Is this common in all of America`s largest cities?
When I first moved to Florida a few years ago, I drove downtown after dark just to see what it was like, and a car rear ended me. The light skinned African American who hit me slammed his car in reverse and squealed away within seconds. As hard as he hit me, I was surprised to find no damage to my car. I stay away from downtown, I learned my lesson.
Hit and run is a frequent news item in Florida too. Riding a bicycle and walking across a busy street in Florida requires real bravery.
In Los Angeles though, hit and run is epidemic according to The Los Angeles Weekly:
There is no LAPD task force or organized city effort to address the problem, yet the numbers are mind-boggling. About 20,000 hit-and-run crashes, from fender benders to multiple fatalities, are recorded by the Los Angeles Police Department each year.
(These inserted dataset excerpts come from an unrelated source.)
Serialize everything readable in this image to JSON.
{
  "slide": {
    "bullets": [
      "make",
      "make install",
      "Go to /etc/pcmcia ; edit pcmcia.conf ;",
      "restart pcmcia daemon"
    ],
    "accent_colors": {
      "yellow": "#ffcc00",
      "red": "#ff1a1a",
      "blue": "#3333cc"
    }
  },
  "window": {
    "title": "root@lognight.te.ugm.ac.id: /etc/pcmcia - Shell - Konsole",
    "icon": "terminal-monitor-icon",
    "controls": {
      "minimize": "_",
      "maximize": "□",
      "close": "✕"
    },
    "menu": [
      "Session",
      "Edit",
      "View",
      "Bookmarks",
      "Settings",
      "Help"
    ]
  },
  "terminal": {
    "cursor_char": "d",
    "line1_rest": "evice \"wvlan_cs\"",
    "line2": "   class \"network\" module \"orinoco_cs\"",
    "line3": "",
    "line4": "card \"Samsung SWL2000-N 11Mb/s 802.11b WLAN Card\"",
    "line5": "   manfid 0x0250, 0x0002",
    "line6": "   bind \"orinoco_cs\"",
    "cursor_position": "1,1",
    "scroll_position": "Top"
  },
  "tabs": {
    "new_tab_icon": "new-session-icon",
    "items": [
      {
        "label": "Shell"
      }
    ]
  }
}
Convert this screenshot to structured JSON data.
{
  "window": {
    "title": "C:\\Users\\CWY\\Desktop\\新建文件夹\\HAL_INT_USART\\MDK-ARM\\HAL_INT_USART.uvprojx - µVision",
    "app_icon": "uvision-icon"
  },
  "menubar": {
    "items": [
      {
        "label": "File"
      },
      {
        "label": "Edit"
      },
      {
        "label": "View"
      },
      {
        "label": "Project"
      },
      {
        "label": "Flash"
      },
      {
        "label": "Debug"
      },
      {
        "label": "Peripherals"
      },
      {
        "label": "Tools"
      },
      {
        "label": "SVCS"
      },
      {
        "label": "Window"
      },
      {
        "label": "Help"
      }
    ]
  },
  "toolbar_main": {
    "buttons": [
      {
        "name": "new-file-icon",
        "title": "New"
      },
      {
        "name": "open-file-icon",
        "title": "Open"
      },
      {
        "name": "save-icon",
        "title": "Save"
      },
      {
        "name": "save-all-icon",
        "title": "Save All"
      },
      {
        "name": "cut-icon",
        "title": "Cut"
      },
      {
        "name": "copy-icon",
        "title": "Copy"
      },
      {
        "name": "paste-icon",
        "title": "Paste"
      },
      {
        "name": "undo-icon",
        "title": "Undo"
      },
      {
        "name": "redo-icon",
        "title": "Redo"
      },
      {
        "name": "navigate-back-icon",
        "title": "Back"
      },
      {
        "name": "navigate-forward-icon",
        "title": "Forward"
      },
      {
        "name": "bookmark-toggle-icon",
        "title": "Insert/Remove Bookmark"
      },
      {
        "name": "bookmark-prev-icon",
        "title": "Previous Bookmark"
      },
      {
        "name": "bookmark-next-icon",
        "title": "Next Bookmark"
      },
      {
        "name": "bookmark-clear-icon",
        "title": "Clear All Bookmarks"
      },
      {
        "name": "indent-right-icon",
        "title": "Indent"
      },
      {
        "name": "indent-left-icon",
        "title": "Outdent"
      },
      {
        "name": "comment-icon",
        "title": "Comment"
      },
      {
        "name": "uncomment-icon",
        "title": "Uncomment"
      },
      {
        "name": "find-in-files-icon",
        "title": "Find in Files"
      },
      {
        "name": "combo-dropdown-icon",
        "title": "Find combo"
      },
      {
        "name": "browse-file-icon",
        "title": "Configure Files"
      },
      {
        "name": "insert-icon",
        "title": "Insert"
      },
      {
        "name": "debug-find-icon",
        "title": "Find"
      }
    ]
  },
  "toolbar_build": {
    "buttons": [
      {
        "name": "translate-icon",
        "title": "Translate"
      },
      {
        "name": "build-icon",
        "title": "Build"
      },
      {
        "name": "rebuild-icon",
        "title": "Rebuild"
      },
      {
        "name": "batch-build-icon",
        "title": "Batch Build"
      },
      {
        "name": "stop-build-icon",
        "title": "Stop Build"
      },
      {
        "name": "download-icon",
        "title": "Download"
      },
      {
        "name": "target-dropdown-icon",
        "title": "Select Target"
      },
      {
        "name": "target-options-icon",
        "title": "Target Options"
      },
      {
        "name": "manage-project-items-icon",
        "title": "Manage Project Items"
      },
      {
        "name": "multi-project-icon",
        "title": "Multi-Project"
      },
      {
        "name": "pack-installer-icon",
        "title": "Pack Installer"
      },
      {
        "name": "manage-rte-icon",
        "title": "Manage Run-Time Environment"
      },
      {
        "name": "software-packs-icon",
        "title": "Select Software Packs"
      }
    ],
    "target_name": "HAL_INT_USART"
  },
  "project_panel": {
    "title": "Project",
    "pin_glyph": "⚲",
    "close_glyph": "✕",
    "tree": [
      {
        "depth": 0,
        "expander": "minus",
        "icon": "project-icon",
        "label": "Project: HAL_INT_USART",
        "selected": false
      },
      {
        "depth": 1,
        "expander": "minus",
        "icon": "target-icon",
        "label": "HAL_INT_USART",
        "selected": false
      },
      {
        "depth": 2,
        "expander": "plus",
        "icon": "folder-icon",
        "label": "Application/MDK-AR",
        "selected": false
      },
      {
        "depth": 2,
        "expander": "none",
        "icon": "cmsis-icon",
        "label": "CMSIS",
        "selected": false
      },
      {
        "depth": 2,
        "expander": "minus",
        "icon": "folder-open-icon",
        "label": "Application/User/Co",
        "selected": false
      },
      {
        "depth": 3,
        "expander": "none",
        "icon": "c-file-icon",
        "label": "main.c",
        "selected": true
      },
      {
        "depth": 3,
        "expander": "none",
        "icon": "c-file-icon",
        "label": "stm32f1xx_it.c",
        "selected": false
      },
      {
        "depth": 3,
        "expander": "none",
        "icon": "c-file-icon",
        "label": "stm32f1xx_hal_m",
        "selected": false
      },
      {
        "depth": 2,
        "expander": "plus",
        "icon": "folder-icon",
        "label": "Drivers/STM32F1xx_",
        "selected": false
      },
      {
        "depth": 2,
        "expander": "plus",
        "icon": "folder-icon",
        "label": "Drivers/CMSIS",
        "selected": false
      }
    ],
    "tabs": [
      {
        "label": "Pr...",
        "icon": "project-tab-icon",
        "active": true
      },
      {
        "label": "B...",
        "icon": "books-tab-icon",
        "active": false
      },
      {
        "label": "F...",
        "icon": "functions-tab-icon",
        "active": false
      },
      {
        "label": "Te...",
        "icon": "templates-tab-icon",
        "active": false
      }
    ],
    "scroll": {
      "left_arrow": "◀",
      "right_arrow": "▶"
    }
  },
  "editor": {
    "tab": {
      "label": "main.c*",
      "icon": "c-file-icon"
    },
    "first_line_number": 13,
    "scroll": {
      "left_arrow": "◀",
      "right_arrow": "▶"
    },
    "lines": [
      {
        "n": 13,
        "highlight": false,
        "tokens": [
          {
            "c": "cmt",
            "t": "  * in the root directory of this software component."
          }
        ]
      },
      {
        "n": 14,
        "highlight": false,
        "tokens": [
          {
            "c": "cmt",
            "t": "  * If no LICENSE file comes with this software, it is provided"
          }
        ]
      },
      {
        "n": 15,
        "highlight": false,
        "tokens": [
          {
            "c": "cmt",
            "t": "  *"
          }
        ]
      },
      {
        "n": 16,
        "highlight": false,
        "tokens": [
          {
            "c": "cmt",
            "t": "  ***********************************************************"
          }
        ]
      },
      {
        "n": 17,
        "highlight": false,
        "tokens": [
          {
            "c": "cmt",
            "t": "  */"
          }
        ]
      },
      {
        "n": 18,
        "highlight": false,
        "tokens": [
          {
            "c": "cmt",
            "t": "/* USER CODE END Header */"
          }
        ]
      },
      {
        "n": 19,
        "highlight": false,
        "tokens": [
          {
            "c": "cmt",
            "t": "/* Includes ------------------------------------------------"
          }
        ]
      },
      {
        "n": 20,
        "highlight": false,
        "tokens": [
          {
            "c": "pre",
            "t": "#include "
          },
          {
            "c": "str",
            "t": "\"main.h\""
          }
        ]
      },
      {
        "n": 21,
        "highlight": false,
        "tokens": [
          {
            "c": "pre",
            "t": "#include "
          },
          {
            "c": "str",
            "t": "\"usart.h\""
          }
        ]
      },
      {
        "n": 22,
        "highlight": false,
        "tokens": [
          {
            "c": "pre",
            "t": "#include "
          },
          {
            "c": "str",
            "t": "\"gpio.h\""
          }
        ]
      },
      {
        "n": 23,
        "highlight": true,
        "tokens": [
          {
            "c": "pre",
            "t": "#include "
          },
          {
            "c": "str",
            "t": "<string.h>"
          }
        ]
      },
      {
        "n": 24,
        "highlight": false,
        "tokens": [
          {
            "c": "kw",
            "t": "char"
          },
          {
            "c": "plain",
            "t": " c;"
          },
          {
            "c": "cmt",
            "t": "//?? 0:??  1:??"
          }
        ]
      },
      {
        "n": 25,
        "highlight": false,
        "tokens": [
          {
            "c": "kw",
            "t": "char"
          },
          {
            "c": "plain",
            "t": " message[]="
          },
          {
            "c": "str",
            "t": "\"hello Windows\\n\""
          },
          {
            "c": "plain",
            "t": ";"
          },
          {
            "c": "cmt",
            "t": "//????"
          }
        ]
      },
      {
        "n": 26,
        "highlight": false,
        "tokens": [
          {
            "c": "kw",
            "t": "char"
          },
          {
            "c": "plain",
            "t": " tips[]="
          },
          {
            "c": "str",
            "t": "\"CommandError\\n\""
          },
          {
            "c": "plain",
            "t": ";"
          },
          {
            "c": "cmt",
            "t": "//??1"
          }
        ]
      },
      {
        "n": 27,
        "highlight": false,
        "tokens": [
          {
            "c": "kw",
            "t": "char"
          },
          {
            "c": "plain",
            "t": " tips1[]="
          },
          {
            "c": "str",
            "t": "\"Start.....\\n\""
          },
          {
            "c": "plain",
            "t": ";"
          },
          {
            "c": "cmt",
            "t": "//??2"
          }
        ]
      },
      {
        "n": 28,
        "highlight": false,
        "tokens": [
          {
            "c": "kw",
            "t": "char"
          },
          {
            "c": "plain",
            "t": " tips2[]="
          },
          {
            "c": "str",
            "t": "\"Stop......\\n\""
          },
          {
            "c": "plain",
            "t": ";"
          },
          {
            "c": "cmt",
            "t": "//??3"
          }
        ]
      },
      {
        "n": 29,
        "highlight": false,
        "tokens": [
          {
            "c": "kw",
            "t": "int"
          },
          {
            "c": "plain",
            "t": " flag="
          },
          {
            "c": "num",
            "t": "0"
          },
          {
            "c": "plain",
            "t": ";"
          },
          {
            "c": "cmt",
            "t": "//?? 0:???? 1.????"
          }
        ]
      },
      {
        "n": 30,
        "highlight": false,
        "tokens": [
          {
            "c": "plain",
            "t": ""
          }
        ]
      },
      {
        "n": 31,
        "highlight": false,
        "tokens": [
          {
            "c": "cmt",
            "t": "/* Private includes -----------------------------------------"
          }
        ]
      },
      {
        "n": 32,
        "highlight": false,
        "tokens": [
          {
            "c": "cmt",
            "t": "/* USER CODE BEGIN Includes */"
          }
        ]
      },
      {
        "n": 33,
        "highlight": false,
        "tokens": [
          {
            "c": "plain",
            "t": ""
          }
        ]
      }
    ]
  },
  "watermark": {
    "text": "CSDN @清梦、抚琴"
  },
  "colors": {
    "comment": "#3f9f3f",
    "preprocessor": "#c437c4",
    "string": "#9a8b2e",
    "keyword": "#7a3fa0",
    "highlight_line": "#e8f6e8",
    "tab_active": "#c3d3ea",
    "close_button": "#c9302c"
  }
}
That’s huge, even in a city of 3.8 million people. In the United States, 11 percent of vehicle collisions are hit-and-runs. But in Los Angeles, L.A. Weekly has learned, an incredible 48 percent of crashes were hit-and-runs in 2009, the most recent year for which complete statistics are available. According to data collected by the state, some 4,000 hit-and-run crashes a year inside L.A. city limits, including cases handled by LAPD, California Highway Patrol and the L.A. County Sheriff, resulted in injury and/or death. Of those, according to a federal study, about 100 pedestrians died; the number of motorists and bicyclists who die would push that toll even higher.